I haven’t yet discussed the pejorative tones in which the term ‘catastrophising’ is used by some clinicians. This attitude is not something that can be easily ‘educated’ out of people because it arises from deeply embedded ideas of mind and body, and negative attitudes about those who experience mental ill health. These ideas are perpetuated in clinical education where nociceptors are discussed but not the ’emotional’ experience that is integral to the definition of pain. It’s furthered in medico-legal and compensation settings. Questions about ‘motivation’, ideas that clinicians can ‘detect malingering’ or ‘true effort’, notions that what’s seen in clinic represents daily life, ignorance about our own human biases … these are such complex and ingrained attitudes amongst people who hold incredible political power – and after more than 30 years consistently working to shift the dial it’s over-simplifying to suggest education is the fix.
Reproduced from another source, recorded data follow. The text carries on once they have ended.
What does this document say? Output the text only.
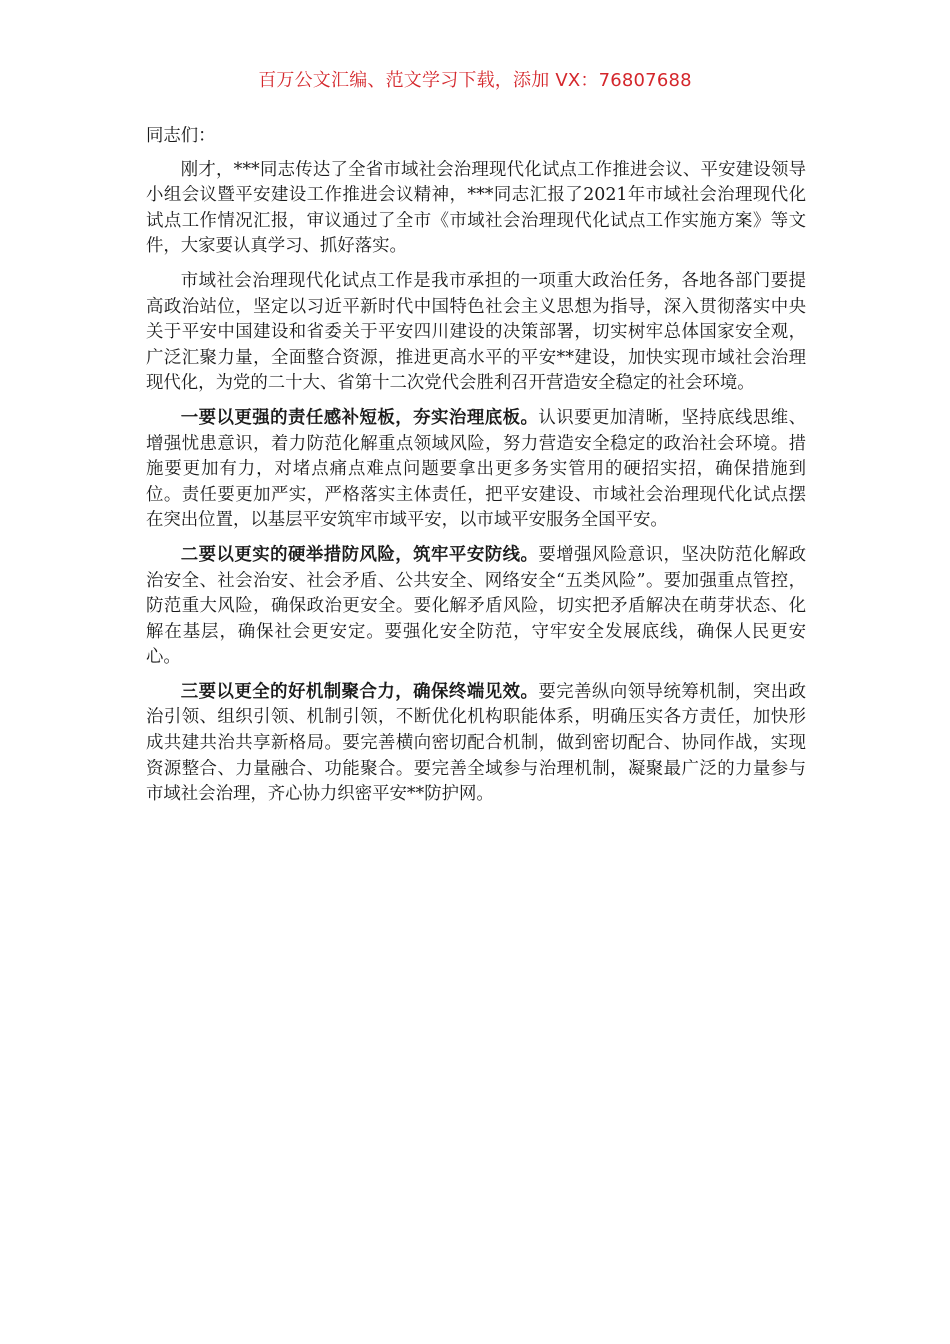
百万公文汇编、范文学习下载，添加 VX：76807688

同志们：

刚才，***同志传达了全省市域社会治理现代化试点工作推进会议、平安建设领导小组会议暨平安建设工作推进会议精神，***同志汇报了2021年市域社会治理现代化试点工作情况汇报，审议通过了全市《市域社会治理现代化试点工作实施方案》等文件，大家要认真学习、抓好落实。

市域社会治理现代化试点工作是我市承担的一项重大政治任务，各地各部门要提高政治站位，坚定以习近平新时代中国特色社会主义思想为指导，深入贯彻落实中央关于平安中国建设和省委关于平安四川建设的决策部署，切实树牢总体国家安全观，广泛汇聚力量，全面整合资源，推进更高水平的平安**建设，加快实现市域社会治理现代化，为党的二十大、省第十二次党代会胜利召开营造安全稳定的社会环境。

一要以更强的责任感补短板，夯实治理底板。认识要更加清晰，坚持底线思维、增强忧患意识，着力防范化解重点领域风险，努力营造安全稳定的政治社会环境。措施要更加有力，对堵点痛点难点问题要拿出更多务实管用的硬招实招，确保措施到位。责任要更加严实，严格落实主体责任，把平安建设、市域社会治理现代化试点摆在突出位置，以基层平安筑牢市域平安，以市域平安服务全国平安。

二要以更实的硬举措防风险，筑牢平安防线。要增强风险意识，坚决防范化解政治安全、社会治安、社会矛盾、公共安全、网络安全“五类风险”。要加强重点管控，防范重大风险，确保政治更安全。要化解矛盾风险，切实把矛盾解决在萌芽状态、化解在基层，确保社会更安定。要强化安全防范，守牢安全发展底线，确保人民更安心。

三要以更全的好机制聚合力，确保终端见效。要完善纵向领导统筹机制，突出政治引领、组织引领、机制引领，不断优化机构职能体系，明确压实各方责任，加快形成共建共治共享新格局。要完善横向密切配合机制，做到密切配合、协同作战，实现资源整合、力量融合、功能聚合。要完善全域参与治理机制，凝聚最广泛的力量参与市域社会治理，齐心协力织密平安**防护网。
The final point that came up for me when I read Sullivan and Tripp’s paper (2024), was the suggestion that the term should be used only by professionals with certain training, and only to other health professionals. This smacks of a certain elitism. People read their clinical reports, and they’re entitled to. The reports are often sent to other people within the health system – including insurers who may not have any clinical training whatsoever. FWIW I do agree that clinicians using the term NEED to learn about what it actually measures. Catastrophising is in the public domain, Pandora is out of the box. And as I keep harping on about: Nothing about us, without us. For person-centred care, people with pain are part of the conversation. Our voices matter and we are the people being judged. If treatments are intended to help us live well, all clinicians need to remember that we are not inert slabs of flesh. A preferable term to replace ‘catastrophising’ might be ‘pain-related distress’ or ‘pain-related worrying.’ These seem more apt than ‘exaggerated negative mental set.’ Normal people dealing with an abnormal situation. Retain the construct of difficulty disengaging from thoughts about pain; understand how helplessness comes about; and remove the term ‘exaggeration’ from the lexicon.

Crombez, G., Scott, W., & De Paepe, A. L. (2024). Knowing What We Are Talking About: The Case of Pain Catastrophizing. Journal of Pain, 25(3), 591-594. https://doi.org/10.1016/j.jpain.2023.12.014

Flink, I. K., Boersma, K., MacDonald, S., & Linton, S. J. (2012). Understanding catastrophizing from a misdirected problem-solving perspective. British Journal of Health Psychology, 17(2),

Sullivan, M. J., Bishop, S. R., & Pivik, J. (1995). The pain catastrophizing scale: Development and validation. Psychological Assessment, 7(4), 524.

Sullivan, M. J., Thorn, B., Haythornthwaite, J. A., Keefe, F., Martin, M., Bradley, L. A., & Lefebvre, J. C. (2001). Theoretical perspectives on the relation between catastrophizing and pain. Clinical Journal of Pain, 17(1), 52-64.